The city is providing AC&C with $8 million to help improve the lives of animals taken in by one of the largest animal welfare organizations in the country. The funds will be used to build a new adoption facility at the Manhattan Care Center, overhaul the Brooklyn Care Center, increase the number of mobile adoption vans to focus solely on the Bronx and Queens and allow the organization to further develop its fundraising strategy.
The vast majority of the money, $5 million, will be used to build the adoption facility. The organization hopes this spankin new spot will attract people that want to rescue a homeless animal but may like the idea of visiting the actual shelter.
“With Animal Care & Control of New York City taking in more than 30,000 animals every year, it’s important that AC&C has the resources available to give every animal quality care,” said Health Commissioner Dr. Mary Bassett. “I’m pleased that these improvements will help AC&C increase its services and expand its adoption efforts to help even more animals across the city find a home.”
In 2014, the facility was able to save 80.7 percent of cats and dogs through adoption, reuniting with the owner or transferring to partner organizations. In December that number increased to 87 percent. Hopefully, it wasn’t because of a spike in holiday pet presents that may be later returned. (It would be interesting to see January figures.)
This move comes after the organization has been under stress dealing with competing organizations like ASPCA and other shelters that aren’t required to take in all homeless animals. Plus, shelter workers have grumbled about the tight quarter and conditions for some time.
Back in 2013, then Public Advocate Bill de Blasio said, “AC&C has been a mess. It’s been unfair to animals and unfair to everyone who cares about animals.”
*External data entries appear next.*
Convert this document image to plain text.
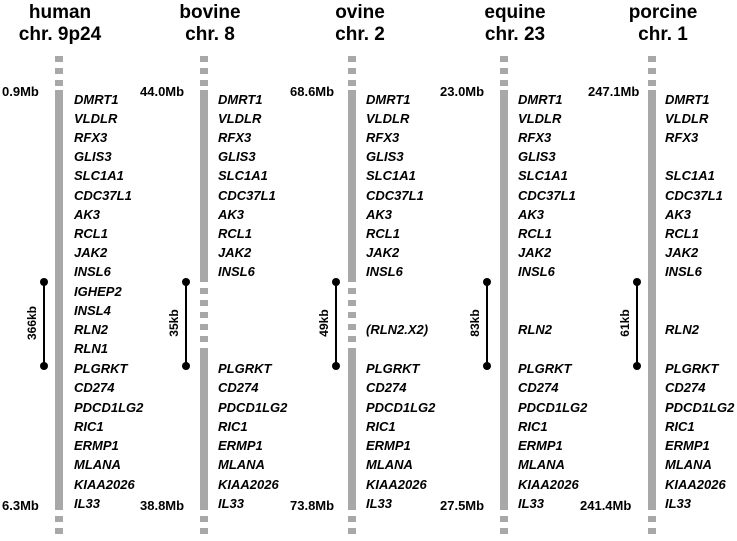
human
chr. 9p24
0.9Mb
6.3Mb
366kb
DMRT1
VLDLR
RFX3
GLIS3
SLC1A1
CDC37L1
AK3
RCL1
JAK2
INSL6
IGHEP2
INSL4
RLN2
RLN1
PLGRKT
CD274
PDCD1LG2
RIC1
ERMP1
MLANA
KIAA2026
IL33
bovine
chr. 8
44.0Mb
38.8Mb
35kb
DMRT1
VLDLR
RFX3
GLIS3
SLC1A1
CDC37L1
AK3
RCL1
JAK2
INSL6
PLGRKT
CD274
PDCD1LG2
RIC1
ERMP1
MLANA
KIAA2026
IL33
ovine
chr. 2
68.6Mb
73.8Mb
49kb
DMRT1
VLDLR
RFX3
GLIS3
SLC1A1
CDC37L1
AK3
RCL1
JAK2
INSL6
(RLN2.X2)
PLGRKT
CD274
PDCD1LG2
RIC1
ERMP1
MLANA
KIAA2026
IL33
equine
chr. 23
23.0Mb
27.5Mb
83kb
DMRT1
VLDLR
RFX3
GLIS3
SLC1A1
CDC37L1
AK3
RCL1
JAK2
INSL6
RLN2
PLGRKT
CD274
PDCD1LG2
RIC1
ERMP1
MLANA
KIAA2026
IL33
porcine
chr. 1
247.1Mb
241.4Mb
61kb
DMRT1
VLDLR
RFX3
SLC1A1
CDC37L1
AK3
RCL1
JAK2
INSL6
RLN2
PLGRKT
CD274
PDCD1LG2
RIC1
ERMP1
MLANA
KIAA2026
IL33
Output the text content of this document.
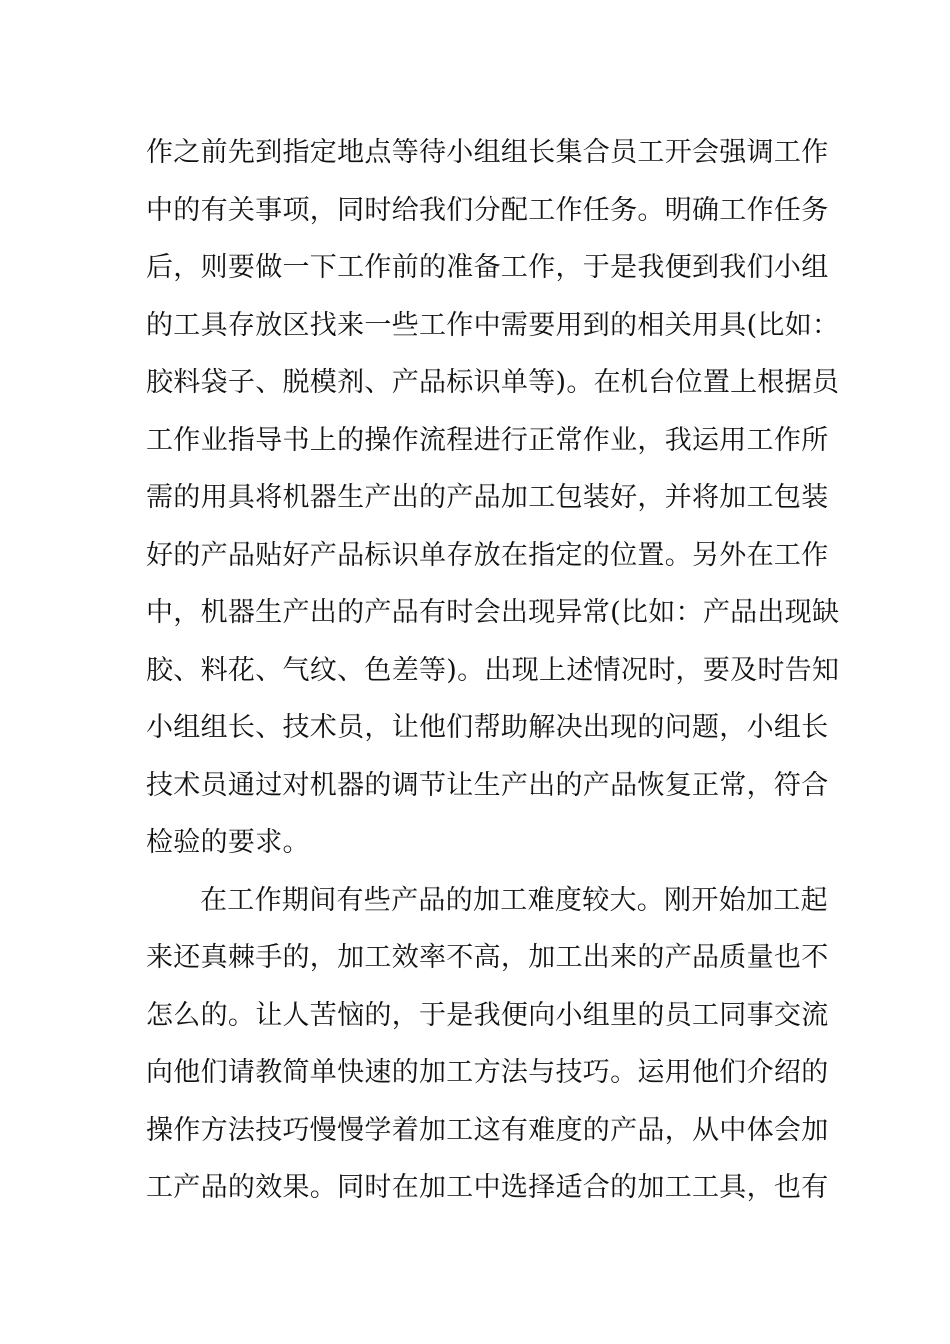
作之前先到指定地点等待小组组长集合员工开会强调工作
中的有关事项，同时给我们分配工作任务。明确工作任务
后，则要做一下工作前的准备工作，于是我便到我们小组
的工具存放区找来一些工作中需要用到的相关用具(比如：
胶料袋子、脱模剂、产品标识单等)。在机台位置上根据员
工作业指导书上的操作流程进行正常作业，我运用工作所
需的用具将机器生产出的产品加工包装好，并将加工包装
好的产品贴好产品标识单存放在指定的位置。另外在工作
中，机器生产出的产品有时会出现异常(比如：产品出现缺
胶、料花、气纹、色差等)。出现上述情况时，要及时告知
小组组长、技术员，让他们帮助解决出现的问题，小组长
技术员通过对机器的调节让生产出的产品恢复正常，符合
检验的要求。
在工作期间有些产品的加工难度较大。刚开始加工起
来还真棘手的，加工效率不高，加工出来的产品质量也不
怎么的。让人苦恼的，于是我便向小组里的员工同事交流
向他们请教简单快速的加工方法与技巧。运用他们介绍的
操作方法技巧慢慢学着加工这有难度的产品，从中体会加
工产品的效果。同时在加工中选择适合的加工工具，也有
These remarks came after Jeff Latzer, an ex-volunteer, provided information for a report put out by then Manhattan Borough President Scott Stringer. The report supported the complaints, which portrayed the organization as underfunded and overcrowded, making it “a petri dish for disease and infections.” Stringer reported that almost 100 percent of the animals became infected after intake. (The organization has disputed the findings in this report.)
It seems now the tide is shifting. The Brooklyn Care center will receive new heating, air conditioning and ventilation systems to help with air flow, reduce the spread of diseases and ensure the animals are housed at a comfortable temperature.
“On behalf of the Board of AC&C, I want to thank Mayor de Blasio for his deep commitment to animal welfare in New York City and his belief in the great work AC&C is doing under the leadership of Executive Director Risa Weinstock,” said Chair of AC&C’s Board of Directors Patrick Nolan. “This new capital funding strengthens our public/private partnership and will ensure that AC&C can continue to improve the services provided to New York’s neediest animals in partnership with our friends at DOHMH.”